In 2007 at the age of 27 I lost my lovely Dad to a fatal heart attack and my world changed forever. He was just 54. I was married (still am) and threw myself into helping my Mum who had never worked, and my little brother who was 11 at the time. There was no life insurance to cover what was quite a large mortgage and my Dad had always dealt with the bills and paperwork etc. I absorbed myself in funeral arranging, helping Mum with the bills and teaching her slowly and gently how to become independant. I also found out shortly after my Dad died that I was pregnant with my first child, and that's when the trouble began.

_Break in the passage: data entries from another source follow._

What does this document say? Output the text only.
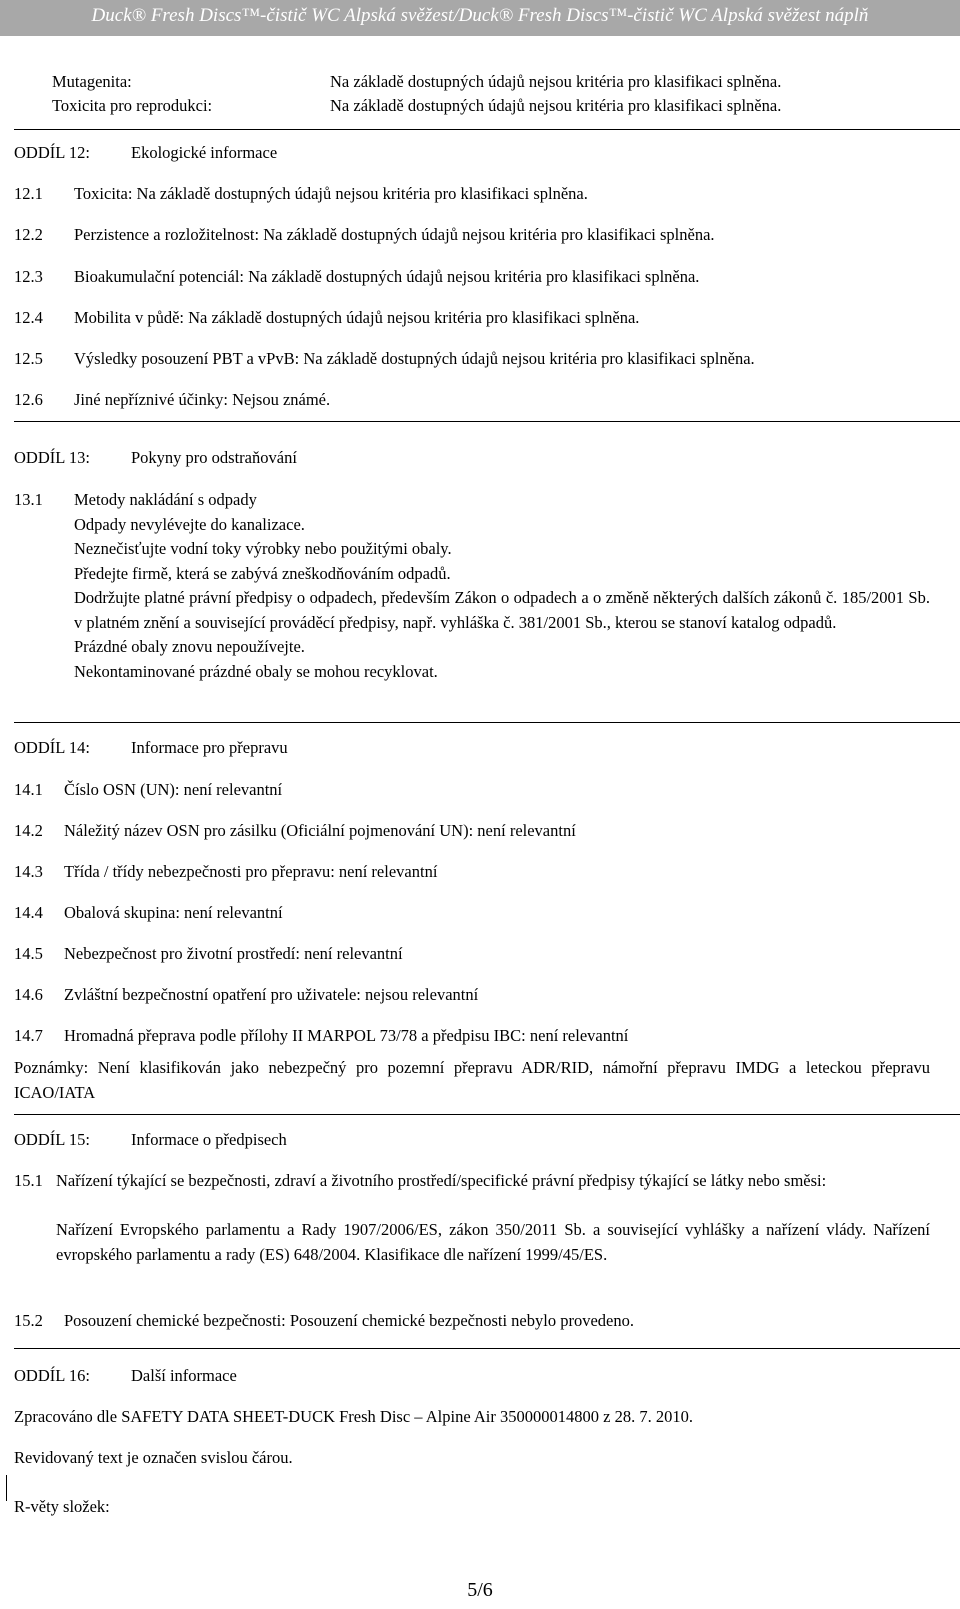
Duck® Fresh Discs™-čistič WC Alpská svěžest/Duck® Fresh Discs™-čistič WC Alpská svěžest náplň
Mutagenita:	Na základě dostupných údajů nejsou kritéria pro klasifikaci splněna.
Toxicita pro reprodukci:	Na základě dostupných údajů nejsou kritéria pro klasifikaci splněna.
ODDÍL 12: Ekologické informace
12.1 Toxicita: Na základě dostupných údajů nejsou kritéria pro klasifikaci splněna.
12.2 Perzistence a rozložitelnost: Na základě dostupných údajů nejsou kritéria pro klasifikaci splněna.
12.3 Bioakumulační potenciál: Na základě dostupných údajů nejsou kritéria pro klasifikaci splněna.
12.4 Mobilita v půdě: Na základě dostupných údajů nejsou kritéria pro klasifikaci splněna.
12.5 Výsledky posouzení PBT a vPvB: Na základě dostupných údajů nejsou kritéria pro klasifikaci splněna.
12.6 Jiné nepříznivé účinky: Nejsou známé.
ODDÍL 13: Pokyny pro odstraňování
13.1 Metody nakládání s odpady

Odpady nevylévejte do kanalizace.

Neznečisťujte vodní toky výrobky nebo použitými obaly.

Předejte firmě, která se zabývá zneškodňováním odpadů.

Dodržujte platné právní předpisy o odpadech, především Zákon o odpadech a o změně některých dalších zákonů č. 185/2001 Sb. v platném znění a související prováděcí předpisy, např. vyhláška č. 381/2001 Sb., kterou se stanoví katalog odpadů.

Prázdné obaly znovu nepoužívejte.

Nekontaminované prázdné obaly se mohou recyklovat.

ODDÍL 14: Informace pro přepravu
14.1 Číslo OSN (UN): není relevantní
14.2 Náležitý název OSN pro zásilku (Oficiální pojmenování UN): není relevantní
14.3 Třída / třídy nebezpečnosti pro přepravu: není relevantní
14.4 Obalová skupina: není relevantní
14.5 Nebezpečnost pro životní prostředí: není relevantní
14.6 Zvláštní bezpečnostní opatření pro uživatele: nejsou relevantní
14.7 Hromadná přeprava podle přílohy II MARPOL 73/78 a předpisu IBC: není relevantní
Poznámky: Není klasifikován jako nebezpečný pro pozemní přepravu ADR/RID, námořní přepravu IMDG a leteckou přepravu ICAO/IATA
ODDÍL 15: Informace o předpisech
15.1 Nařízení týkající se bezpečnosti, zdraví a životního prostředí/specifické právní předpisy týkající se látky nebo směsi:
Nařízení Evropského parlamentu a Rady 1907/2006/ES, zákon 350/2011 Sb. a související vyhlášky a nařízení vlády. Nařízení evropského parlamentu a rady (ES) 648/2004. Klasifikace dle nařízení 1999/45/ES.
15.2 Posouzení chemické bezpečnosti: Posouzení chemické bezpečnosti nebylo provedeno.
ODDÍL 16: Další informace
Zpracováno dle SAFETY DATA SHEET-DUCK Fresh Disc – Alpine Air 350000014800 z 28. 7. 2010.
Revidovaný text je označen svislou čárou.
R-věty složek:
5/6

My husband grew incredibly resentful of the time I was spending with my Mum and the help I was giving her. He started spending most of his evenings in our local pub and we would have very heated rows about how my Mum was "taking advantage" of me and using me. In my opinion I wasn't doing anything that any normal loving daugther would do. He was angry that my Dad didn't have life insurance, sure so was I but it happened, what could I do - we had to get on with it.

When he drank he became very abusive in a sense he would say things like "our child would be a b**** because he had my familys blood in him", or my Dad deserved what he got. I used to sob and sob. I was always too worried to have my Mum and little brother round my house through fear of upsetting my husband.

I had a difficult pregnancy which resulted in Bells Palsy for 3 weeks, and then an emergency section at 37 weeks as a result of Severe Pre Eclampsia. My baby boy thank goodness, was fine.

The night I was admitted to hospital my Grandad passed away after a short battle with Cancer. I didn't get to go to his funeral.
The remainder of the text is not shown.